Heathrow back in black as fees for airlines rise
HEATHROW swung to a profit of £426m last year, helped by the sale of Stansted and rising charges.
Europe’s busiest airport by passenger traffic posted an 11.3 per cent rise in revenues to almost £2.5bn, and reversing last year’s pre-tax loss of £33m.
Aeronautical income, generated by charging airlines to use the airport, rose 19 per cent to £1.5bn. Heathrow said some of this was a correction for lower-than-expected rises in previous years.
“We have never reached the rate of return that the regulator said we would,” chief executive Colin Matthews said.
Heathrow has until the end of March to decide whether to appeal the Civil Aviation Authority’s ruling on fees for the next five years, which will cap yield growth at 1.5 per cent below inflation.

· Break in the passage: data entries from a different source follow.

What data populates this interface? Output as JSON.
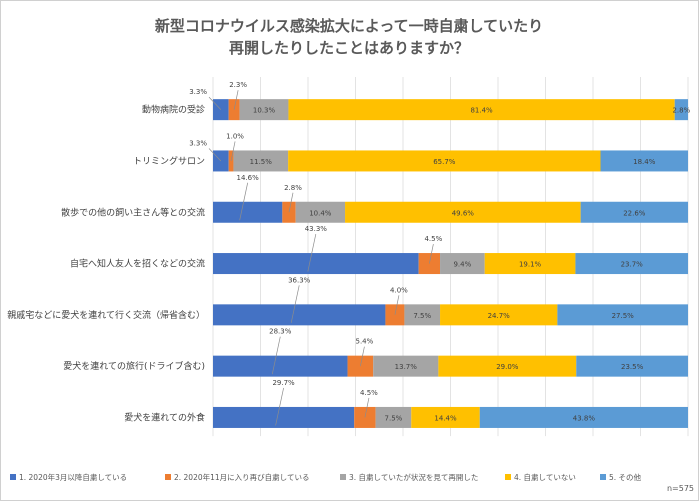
{
  "chart_data": {
    "type": "bar",
    "orientation": "horizontal",
    "stacked": true,
    "percent_stacked": true,
    "title": "新型コロナウイルス感染拡大によって一時自粛していたり再開したりしたことはありますか？",
    "title_lines": [
      "新型コロナウイルス感染拡大によって一時自粛していたり",
      "再開したりしたことはありますか？"
    ],
    "categories": [
      "動物病院の受診",
      "トリミングサロン",
      "散歩での他の飼い主さん等との交流",
      "自宅へ知人友人を招くなどの交流",
      "親戚宅などに愛犬を連れて行く交流（帰省含む）",
      "愛犬を連れての旅行(ドライブ含む)",
      "愛犬を連れての外食"
    ],
    "series": [
      {
        "name": "1. 2020年3月以降自粛している",
        "color": "#4472c4",
        "values": [
          3.3,
          3.3,
          14.6,
          43.3,
          36.3,
          28.3,
          29.7
        ]
      },
      {
        "name": "2. 2020年11月に入り再び自粛している",
        "color": "#ed7d31",
        "values": [
          2.3,
          1.0,
          2.8,
          4.5,
          4.0,
          5.4,
          4.5
        ]
      },
      {
        "name": "3. 自粛していたが状況を見て再開した",
        "color": "#a5a5a5",
        "values": [
          10.3,
          11.5,
          10.4,
          9.4,
          7.5,
          13.7,
          7.5
        ]
      },
      {
        "name": "4. 自粛していない",
        "color": "#ffc000",
        "values": [
          81.4,
          65.7,
          49.6,
          19.1,
          24.7,
          29.0,
          14.4
        ]
      },
      {
        "name": "5. その他",
        "color": "#5b9bd5",
        "values": [
          2.8,
          18.4,
          22.6,
          23.7,
          27.5,
          23.5,
          43.8
        ]
      }
    ],
    "data_labels": [
      [
        "3.3%",
        "2.3%",
        "10.3%",
        "81.4%",
        "2.8%"
      ],
      [
        "3.3%",
        "1.0%",
        "11.5%",
        "65.7%",
        "18.4%"
      ],
      [
        "14.6%",
        "2.8%",
        "10.4%",
        "49.6%",
        "22.6%"
      ],
      [
        "43.3%",
        "4.5%",
        "9.4%",
        "19.1%",
        "23.7%"
      ],
      [
        "36.3%",
        "4.0%",
        "7.5%",
        "24.7%",
        "27.5%"
      ],
      [
        "28.3%",
        "5.4%",
        "13.7%",
        "29.0%",
        "23.5%"
      ],
      [
        "29.7%",
        "4.5%",
        "7.5%",
        "14.4%",
        "43.8%"
      ]
    ],
    "xlim": [
      0,
      100
    ],
    "grid": true,
    "legend_position": "bottom",
    "note": "n=575"
  }
}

The airport is cutting jobs and freezing pay to try and fall into line with the ruling.
Heathrow’s shareholders – who include Ferrovial, the Universities Superannuation Scheme and the Qatari sovereign wealth fund – were paid £255m in dividends, down from £240m last year.
They were also given £300m from the £1.5bn sale of Stansted to Manchester Airports Group.
Passenger numbers at the airport, whose runways are all but full, rose 3.4 per cent in the year to a record 72.3m, helped by airlines switching to larger planes.
The CAA had forecast traffic at Heathrow above 77.2m when it set its last fees cap in 2008, but the recession kept a lid on demand for air travel.